Even a hard night watch has a magical quality about it. Last night was a hard one. The wind which had been steadily building during the day, and surging us forward at a fast clip, finally gusted high enough to round us up beyond the wind pilot’s ability to correct course. So at 9:30 p.m., in the midst of Anson and Devon’s chess game in the cockpit (magnetic board and pieces from my family’s cruise in the 1970s), the three of us reefed the jib, with Anson doing his foredeck magic to re-run the jib sheet to prevent chafe and reposition the block to maintain good sail shape, while Devon played Mark’s role of magician’s assistant and I steered. The result: when the wind blew 25 knots, gusting to 27, we sailed at a nice clip and surfed waves in grand fashion; when the wind dropped to 15 to 17 knots, Anthea was underpowered, wallowing a bit in the troughs of waves and unable to race with the swells. The motion went from awkward, jerky, back and forth, as the confused seas had their way with us, to glorious rushing forward through and down the swells.
Devon and I tucked into our berths, while Anson took an extended watch until midnight to give me the few hour nap I needed before my watch. Sleep was elusive in this sea state, so I was groggy as I took my shift, instant coffee and midnight snack in hand. But as I settled into my nest of bean bags behind the helm, the moonlight softened the waves, revealing only broad outlines of the swirling mass beneath us. The 25 knot gusts, lasting up to five minutes at a time, ruffled the moonlit waters into a shimmering trail racing towards our stern. The motions, which felt random and capricious below, made sense to my body as I felt the wind on my face and sensed the contours of the waves. I felt at peace, secure in Anthea’s seaworthiness, and lulled by the combination of wind and sea.

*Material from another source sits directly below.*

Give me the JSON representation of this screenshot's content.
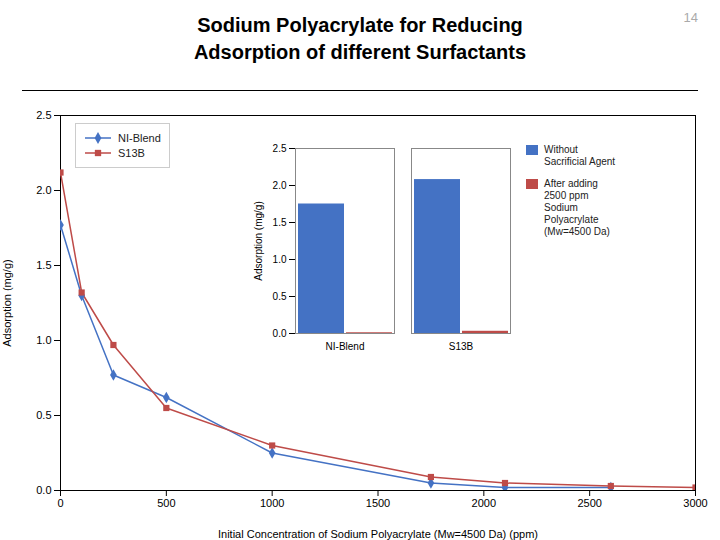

The good night watches approach delirious. The three prior nights we had steady trade wind conditions, enabling Anthea to slip forward at a steady 6.5 knots even with her nighttime rig of a reefed jib. The moonlight and night air altered my perception of the sea and sky, so I felt as if we were hovering above, rather than moving through, the seas. Then Anthea would surge forward as she surfed a wave, lifting our speed into the 7 and 8 knot range, sending an exhilarating surge through my body as well. The alternation of magic-carpet-like movement above the water, punctuated by the high of surfing speeds, filled me with alternating wonderment and joy. Anthea was in her groove, carrying us across the Pacific in grand style. Under these conditions I savored my coffee and treat, filled my senses with the cool night caress of wind, the sound of waves against the hull, and the visual feast of moonlit waters. I lingered in this feeling of peace and well-being for several hours in an almost meditative state of wonderment. When sleep threatened to return, I opened my book and read for the rest of my watch, awakening my mind by traveling with the characters in a novel. Joy!
The gusts have calmed and the steady wind has returned. We’ve let out the reefs in the jib and Anthea is once again surging confidently through the waters. We’re not piling on the canvas and achieving top speeds, as we are being gentle on the boat and our bodies. Super fast is fun, but tiring. So we’re content to stay in the mid 6 knot range, surfing in the 7s, and making steady westward pace. All is well.
Latitude 10 degrees 50 minutes North
Longitude 125 degrees 49 minutes West
One thought on “Day Ten: Night Watch”
Aha- the night watch magic that engulfed me years ago is with you finally. Hurrah. You write beautifully and I can imagine being with you in the cockpit, snuggled into the magical bean bag pillows you devised and I sewed in Monterey, telling wild tales. Love, Mother.
A person in Baja found a photos chip of yours in the sand, tracked us down through your yacht club and should be sending soon! When we talk with Carroll she sounds quite good- and asks us to call again!